I have been teaching music for 10 years and I’m not sure how I fell into this except that it must be God’s will. I hardly felt qualified to teach, as I didn’t get a degree in it like many. Although, I did have much experience in the field of music and performing through private lessons, master classes and performing in theater. If I think back to when I was a kid, I was always teaching in some form or fashion. I was drawn to teaching early on, and again I am not sure why. Whether it was “playing school” or gathering the little kids in the fellowship hall at the church and teaching them Bible stories, or teaching the neighborhood kids to tap dance; I didn’t think about it, I just did it and I enjoyed it. It felt natural to me. And in all those different teaching circumstances, it just seemed like I was sharing the things that I had learned and passed it on. I believe God gave me the desire to teach, but even though it felt natural as a kid and young adult, as I got older I struggled with more insecurities and my inadequacies seemed larger. Wouldn’t more experience make you feel better? It got me thinking, confidence and fulfillment doesn’t come from more accomplishments or degrees. In and of themselves these things are wonderful but when accomplishments and degrees are self focused it just opens up a pandora’s box of how little you really have accomplished. The more you know, the more you realize you don’t know and the cycle goes. The more I accomplish the more I realize I need to accomplish and I start heaping accomplishment after accomplishment in search for the ultimate fulfillment in where I can say “I finally did it! I’m fulfilled!” Each accomplishment feels good for a moment but then we are left empty. So why even strive for anything at all you say?
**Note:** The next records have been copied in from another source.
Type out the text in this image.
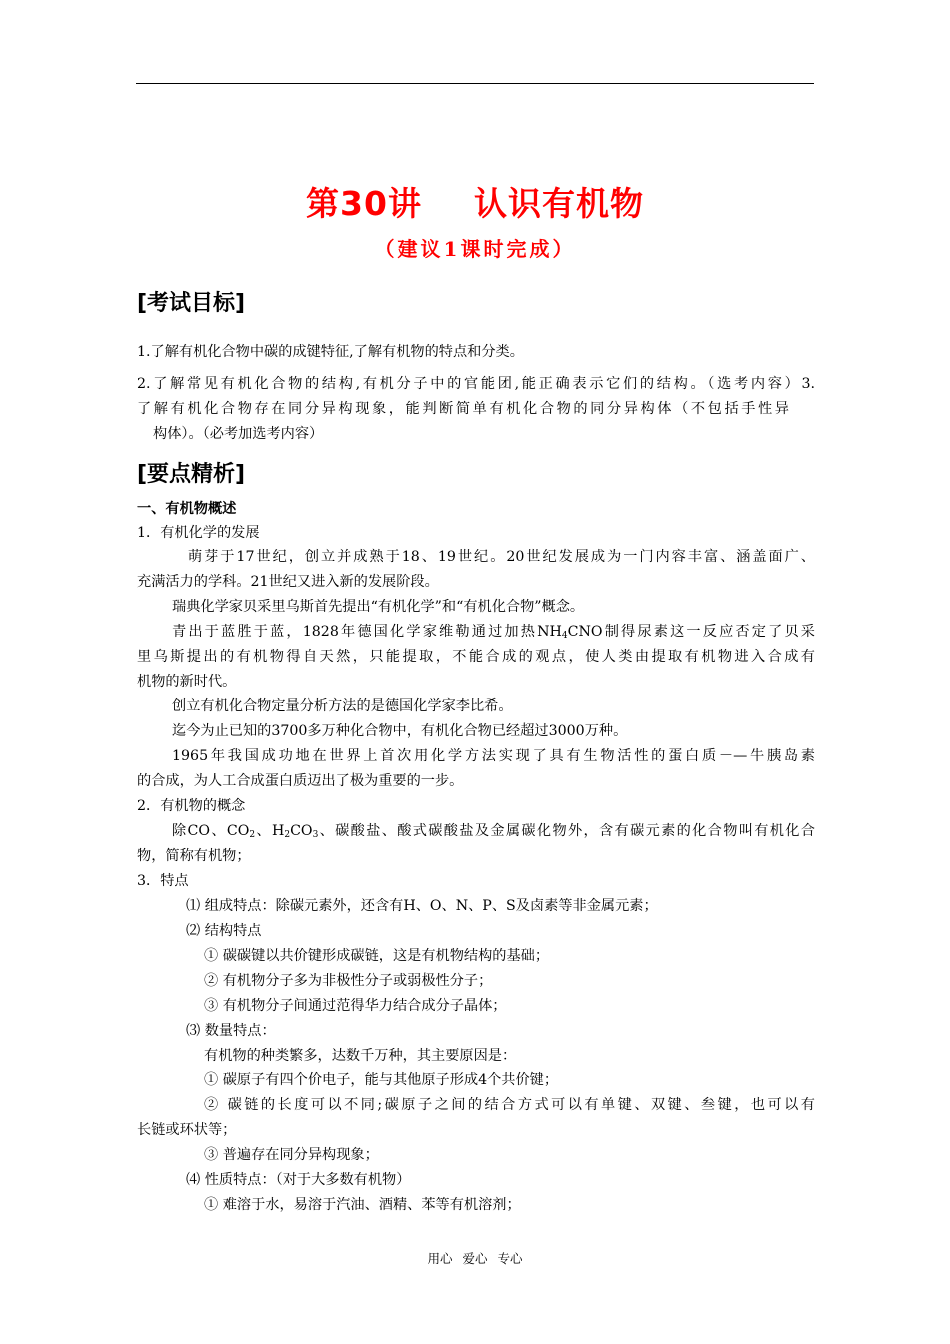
第30讲 认识有机物
（建议1课时完成）
[考试目标]
1.了解有机化合物中碳的成键特征,了解有机物的特点和分类。
2.了解常见有机化合物的结构,有机分子中的官能团,能正确表示它们的结构。（选考内容）3.
了解有机化合物存在同分异构现象，能判断简单有机化合物的同分异构体（不包括手性异
构体）。（必考加选考内容）
[要点精析]
一、有机物概述
1．有机化学的发展
萌芽于17世纪，创立并成熟于18、19世纪。20世纪发展成为一门内容丰富、涵盖面广、
充满活力的学科。21世纪又进入新的发展阶段。
瑞典化学家贝采里乌斯首先提出“有机化学”和“有机化合物”概念。
青出于蓝胜于蓝，1828年德国化学家维勒通过加热$NH_4CNO$制得尿素这一反应否定了贝采
里乌斯提出的有机物得自天然，只能提取，不能合成的观点，使人类由提取有机物进入合成有
机物的新时代。
创立有机化合物定量分析方法的是德国化学家李比希。
迄今为止已知的3700多万种化合物中，有机化合物已经超过3000万种。
1965年我国成功地在世界上首次用化学方法实现了具有生物活性的蛋白质－—牛胰岛素
的合成，为人工合成蛋白质迈出了极为重要的一步。
2．有机物的概念
除CO、$CO_2$、$H_2CO_3$、碳酸盐、酸式碳酸盐及金属碳化物外，含有碳元素的化合物叫有机化合
物，简称有机物；
3．特点
⑴ 组成特点：除碳元素外，还含有H、O、N、P、S及卤素等非金属元素；
⑵ 结构特点
① 碳碳键以共价键形成碳链，这是有机物结构的基础；
② 有机物分子多为非极性分子或弱极性分子；
③ 有机物分子间通过范得华力结合成分子晶体；
⑶ 数量特点：
有机物的种类繁多，达数千万种，其主要原因是：
① 碳原子有四个价电子，能与其他原子形成4个共价键；
② 碳链的长度可以不同;碳原子之间的结合方式可以有单键、双键、叁键，也可以有
长链或环状等；
③ 普遍存在同分异构现象；
⑷ 性质特点：（对于大多数有机物）
① 难溶于水，易溶于汽油、酒精、苯等有机溶剂；
用心 爱心 专心
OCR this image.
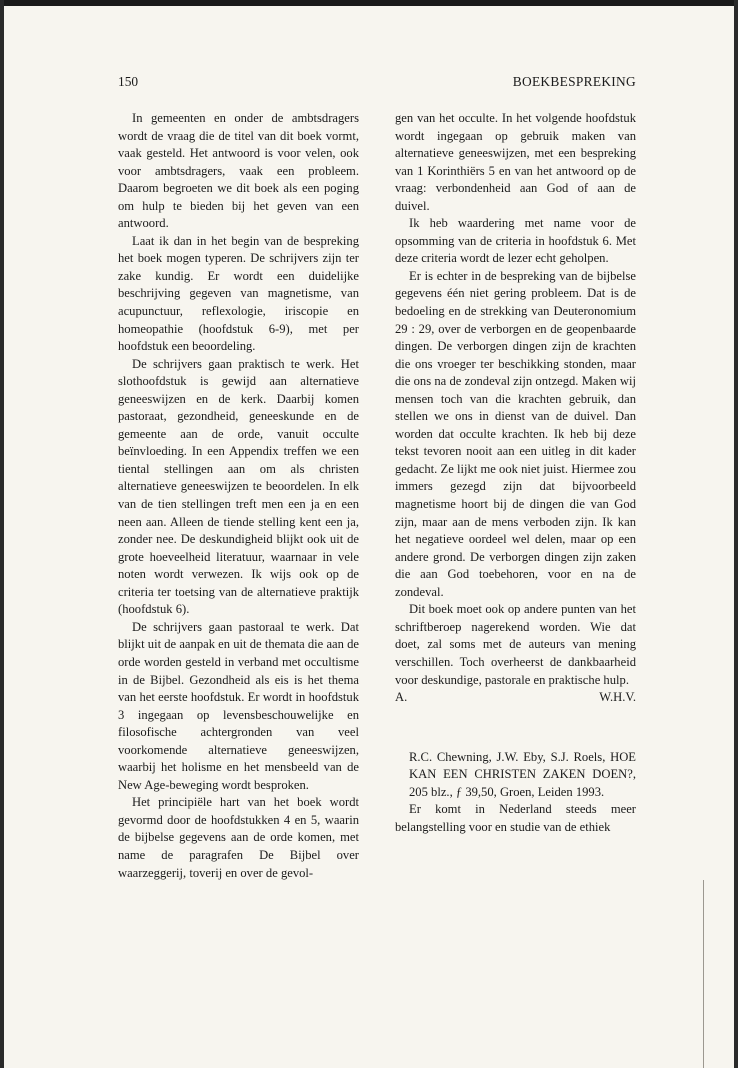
150	BOEKBESPREKING

In gemeenten en onder de ambtsdragers wordt de vraag die de titel van dit boek vormt, vaak gesteld. Het antwoord is voor velen, ook voor ambtsdragers, vaak een probleem. Daarom begroeten we dit boek als een poging om hulp te bieden bij het geven van een antwoord.

Laat ik dan in het begin van de bespreking het boek mogen typeren. De schrijvers zijn ter zake kundig. Er wordt een duidelijke beschrijving gegeven van magnetisme, van acupunctuur, reflexologie, iriscopie en homeopathie (hoofdstuk 6-9), met per hoofdstuk een beoordeling.

De schrijvers gaan praktisch te werk. Het slothoofdstuk is gewijd aan alternatieve geneeswijzen en de kerk. Daarbij komen pastoraat, gezondheid, geneeskunde en de gemeente aan de orde, vanuit occulte beïnvloeding. In een Appendix treffen we een tiental stellingen aan om als christen alternatieve geneeswijzen te beoordelen. In elk van de tien stellingen treft men een ja en een neen aan. Alleen de tiende stelling kent een ja, zonder nee. De deskundigheid blijkt ook uit de grote hoeveelheid literatuur, waarnaar in vele noten wordt verwezen. Ik wijs ook op de criteria ter toetsing van de alternatieve praktijk (hoofdstuk 6).

De schrijvers gaan pastoraal te werk. Dat blijkt uit de aanpak en uit de themata die aan de orde worden gesteld in verband met occultisme in de Bijbel. Gezondheid als eis is het thema van het eerste hoofdstuk. Er wordt in hoofdstuk 3 ingegaan op levensbeschouwelijke en filosofische achtergronden van veel voorkomende alternatieve geneeswijzen, waarbij het holisme en het mensbeeld van de New Age-beweging wordt besproken.

Het principiële hart van het boek wordt gevormd door de hoofdstukken 4 en 5, waarin de bijbelse gegevens aan de orde komen, met name de paragrafen De Bijbel over waarzeggerij, toverij en over de gevol-

gen van het occulte. In het volgende hoofdstuk wordt ingegaan op gebruik maken van alternatieve geneeswijzen, met een bespreking van 1 Korinthiërs 5 en van het antwoord op de vraag: verbondenheid aan God of aan de duivel.

Ik heb waardering met name voor de opsomming van de criteria in hoofdstuk 6. Met deze criteria wordt de lezer echt geholpen.

Er is echter in de bespreking van de bijbelse gegevens één niet gering probleem. Dat is de bedoeling en de strekking van Deuteronomium 29 : 29, over de verborgen en de geopenbaarde dingen. De verborgen dingen zijn de krachten die ons vroeger ter beschikking stonden, maar die ons na de zondeval zijn ontzegd. Maken wij mensen toch van die krachten gebruik, dan stellen we ons in dienst van de duivel. Dan worden dat occulte krachten. Ik heb bij deze tekst tevoren nooit aan een uitleg in dit kader gedacht. Ze lijkt me ook niet juist. Hiermee zou immers gezegd zijn dat bijvoorbeeld magnetisme hoort bij de dingen die van God zijn, maar aan de mens verboden zijn. Ik kan het negatieve oordeel wel delen, maar op een andere grond. De verborgen dingen zijn zaken die aan God toebehoren, voor en na de zondeval.

Dit boek moet ook op andere punten van het schriftberoep nagerekend worden. Wie dat doet, zal soms met de auteurs van mening verschillen. Toch overheerst de dankbaarheid voor deskundige, pastorale en praktische hulp.

A.	W.H.V.

R.C. Chewning, J.W. Eby, S.J. Roels, HOE KAN EEN CHRISTEN ZAKEN DOEN?, 205 blz., ƒ 39,50, Groen, Leiden 1993.

Er komt in Nederland steeds meer belangstelling voor en studie van de ethiek
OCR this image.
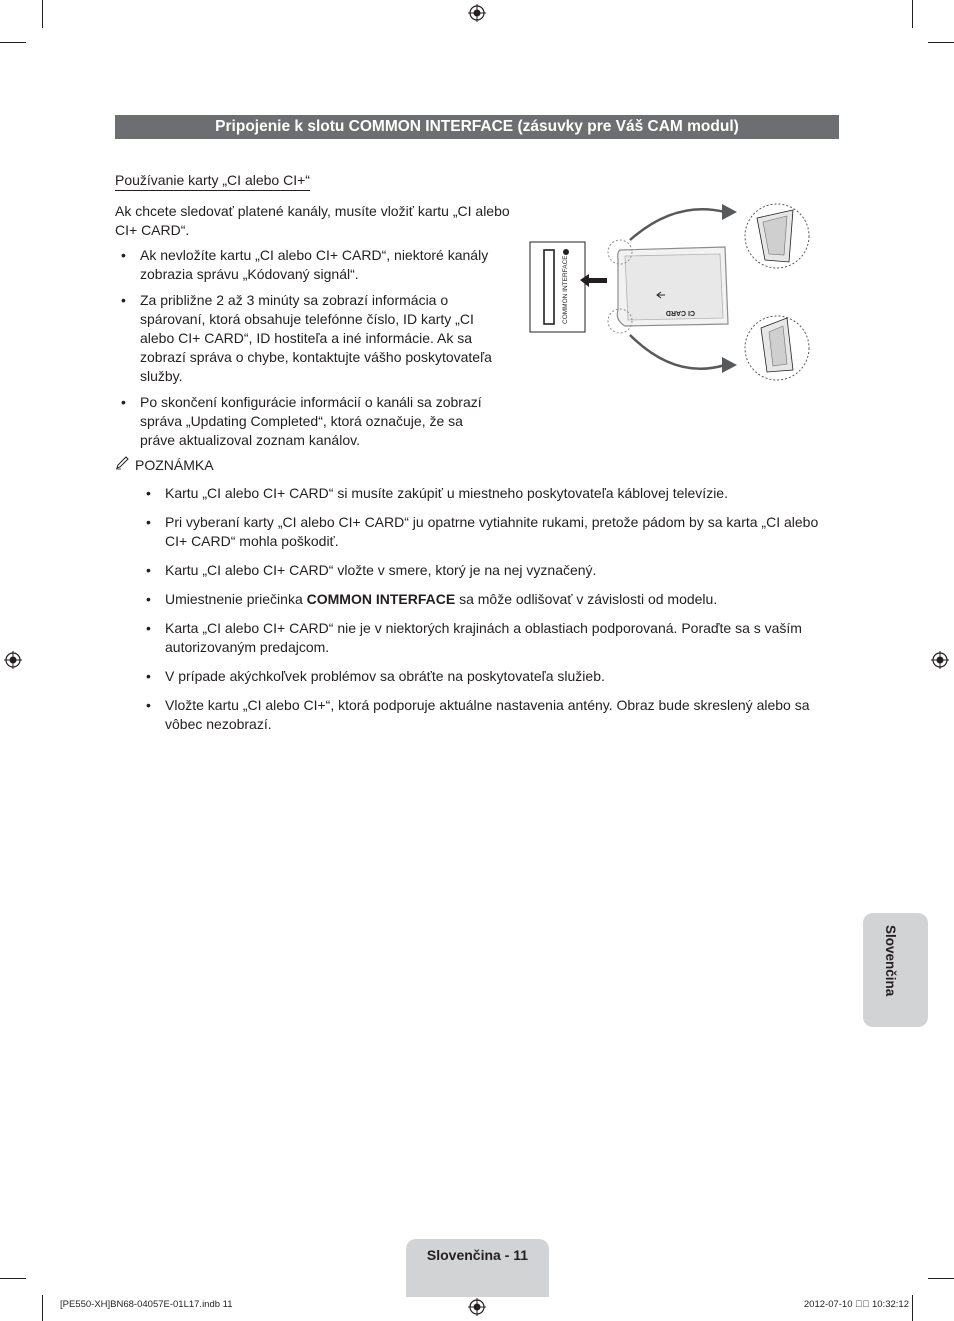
Pripojenie k slotu COMMON INTERFACE (zásuvky pre Váš CAM modul)
Používanie karty „CI alebo CI+“
Ak chcete sledovať platené kanály, musíte vložiť kartu „CI alebo CI+ CARD“.
• Ak nevložíte kartu „CI alebo CI+ CARD“, niektoré kanály zobrazia správu „Kódovaný signál“.
• Za približne 2 až 3 minúty sa zobrazí informácia o spárovaní, ktorá obsahuje telefónne číslo, ID karty „CI alebo CI+ CARD“, ID hostiteľa a iné informácie. Ak sa zobrazí správa o chybe, kontaktujte vášho poskytovateľa služby.
• Po skončení konfigurácie informácií o kanáli sa zobrazí správa „Updating Completed“, ktorá označuje, že sa práve aktualizoval zoznam kanálov.
POZNÁMKA
• Kartu „CI alebo CI+ CARD“ si musíte zakúpiť u miestneho poskytovateľa káblovej televízie.
• Pri vyberaní karty „CI alebo CI+ CARD“ ju opatrne vytiahnite rukami, pretože pádom by sa karta „CI alebo CI+ CARD“ mohla poškodiť.
• Kartu „CI alebo CI+ CARD“ vložte v smere, ktorý je na nej vyznačený.
• Umiestnenie priečinka COMMON INTERFACE sa môže odlišovať v závislosti od modelu.
• Karta „CI alebo CI+ CARD“ nie je v niektorých krajinách a oblastiach podporovaná. Poraďte sa s vaším autorizovaným predajcom.
• V prípade akýchkoľvek problémov sa obráťte na poskytovateľa služieb.
• Vložte kartu „CI alebo CI+“, ktorá podporuje aktuálne nastavenia antény. Obraz bude skreslený alebo sa vôbec nezobrazí.
COMMON INTERFACE	CI CARD
Slovenčina
Slovenčina - 11
[PE550-XH]BN68-04057E-01L17.indb 11	2012-07-10 ￿￿ 10:32:12
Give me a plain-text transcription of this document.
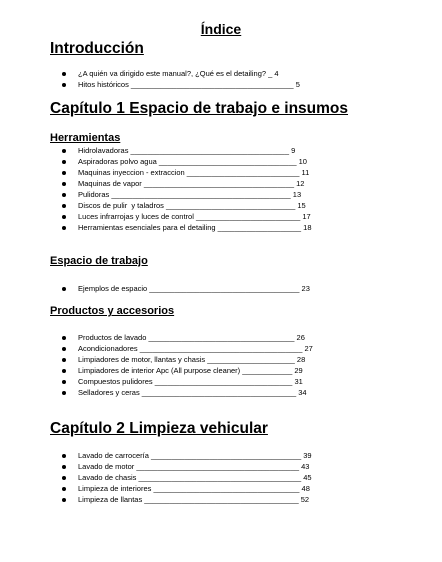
Índice
Introducción
¿A quién va dirigido este manual?, ¿Qué es el detailing? _ 4
Hitos históricos _______________________________________ 5
Capítulo 1 Espacio de trabajo e insumos
Herramientas
Hidrolavadoras ______________________________________ 9
Aspiradoras polvo agua _________________________________ 10
Maquinas inyeccion - extraccion ___________________________ 11
Maquinas de vapor ____________________________________ 12
Pulidoras ___________________________________________ 13
Discos de pulir  y taladros _______________________________ 15
Luces infrarrojas y luces de control _________________________ 17
Herramientas esenciales para el detailing ____________________ 18
Espacio de trabajo
Ejemplos de espacio ____________________________________ 23
Productos y accesorios
Productos de lavado ___________________________________ 26
Acondicionadores _______________________________________ 27
Limpiadores de motor, llantas y chasis _____________________ 28
Limpiadores de interior Apc (All purpose cleaner) ____________ 29
Compuestos pulidores _________________________________ 31
Selladores y ceras _____________________________________ 34
Capítulo 2 Limpieza vehicular
Lavado de carrocería ____________________________________ 39
Lavado de motor _______________________________________ 43
Lavado de chasis _______________________________________ 45
Limpieza de interiores ___________________________________ 48
Limpieza de llantas _____________________________________ 52
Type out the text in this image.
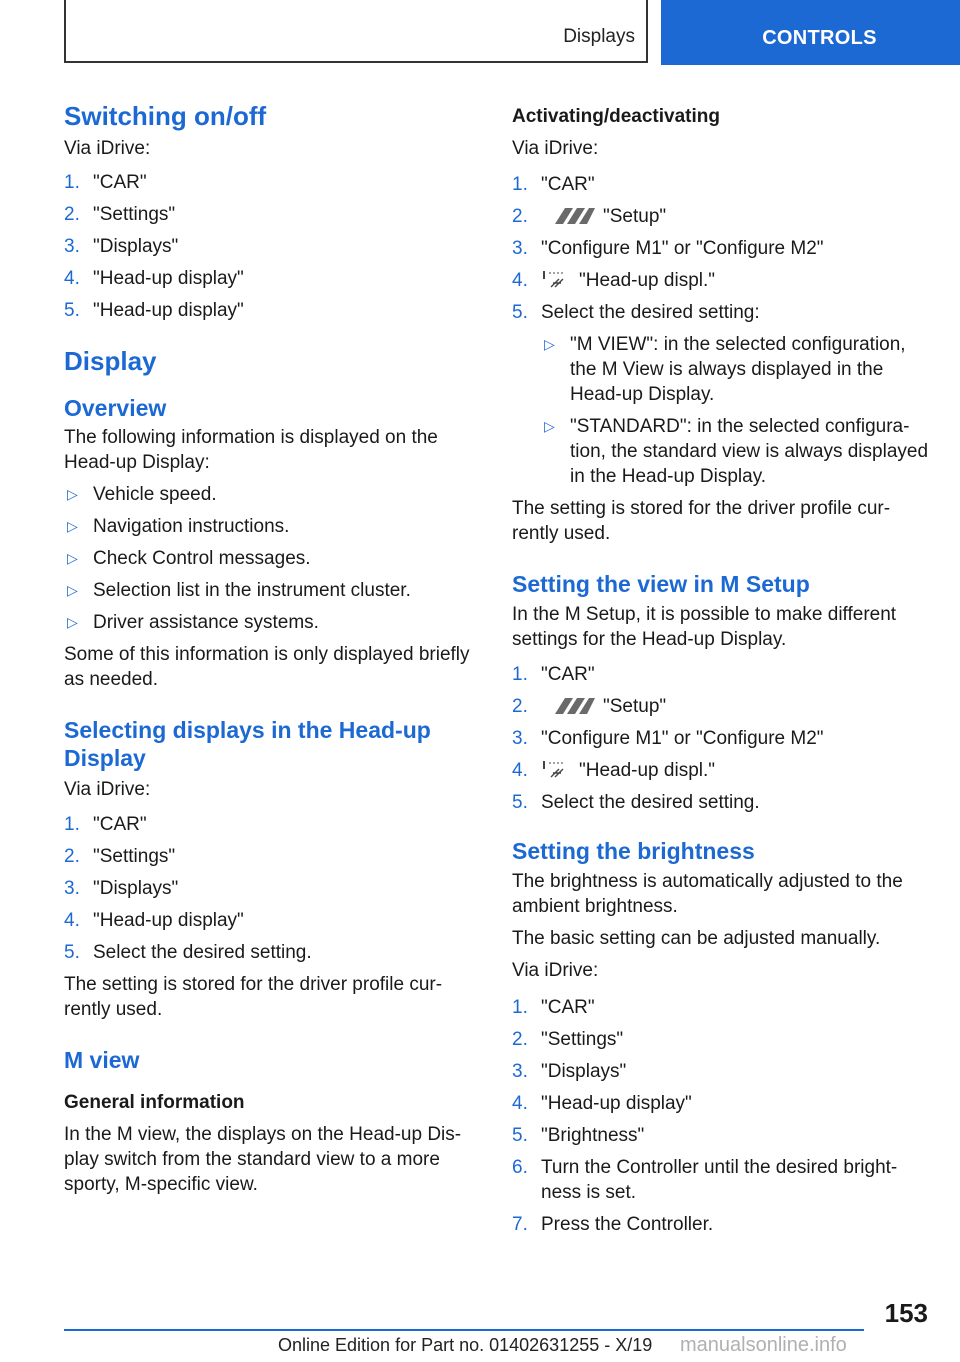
Displays	CONTROLS
Switching on/off

Via iDrive:

1. "CAR"
2. "Settings"
3. "Displays"
4. "Head-up display"
5. "Head-up display"
Display
Overview

The following information is displayed on the Head-up Display:

▷ Vehicle speed.
▷ Navigation instructions.
▷ Check Control messages.
▷ Selection list in the instrument cluster.
▷ Driver assistance systems.

Some of this information is only displayed briefly as needed.

Selecting displays in the Head-up Display

Via iDrive:

1. "CAR"
2. "Settings"
3. "Displays"
4. "Head-up display"
5. Select the desired setting.

The setting is stored for the driver profile cur‐rently used.

M view
General information

In the M view, the displays on the Head-up Dis‐play switch from the standard view to a more sporty, M-specific view.

Activating/deactivating

Via iDrive:

1. "CAR"
2.	"Setup"
3. "Configure M1" or "Configure M2"
4.	"Head-up displ."
5. Select the desired setting:
▷ "M VIEW": in the selected configuration, the M View is always displayed in the Head-up Display.
▷ "STANDARD": in the selected configura‐tion, the standard view is always displayed in the Head-up Display.

The setting is stored for the driver profile cur‐rently used.

Setting the view in M Setup

In the M Setup, it is possible to make different settings for the Head-up Display.

1. "CAR"
2.	"Setup"
3. "Configure M1" or "Configure M2"
4.	"Head-up displ."
5. Select the desired setting.
Setting the brightness

The brightness is automatically adjusted to the ambient brightness.

The basic setting can be adjusted manually.

Via iDrive:

1. "CAR"
2. "Settings"
3. "Displays"
4. "Head-up display"
5. "Brightness"
6. Turn the Controller until the desired bright‐ness is set.
7. Press the Controller.
153
Online Edition for Part no. 01402631255 - X/19 manualsonline.info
Striving for your dreams and the desires that God has placed in your heart is wonderful thing, but the only way it is finally fulfilling is when you go after it for one reason, not for your own glory but the glory of God alone. At the end of nearly every musical piece that Bach composed, were the initials SDG(Soli Deo Gloria, “To God be alone the Glory”) One of his famous quotes and what he lived for;
“The aim and final end of all music should be none other than the glory of God and the refreshment of the soul.” J.S. Bach
We are all given different gifts, and talents. No matter what it is, big or small, give it away. In everything, do it all for the glory of God. This is where our ultimate fulfillment lies. I have to submit to this truth every day to put to death the rearing head of self-first.
Lord help me to be and do my best according to your will so that I can in return give my best not for my glory but your glory alone!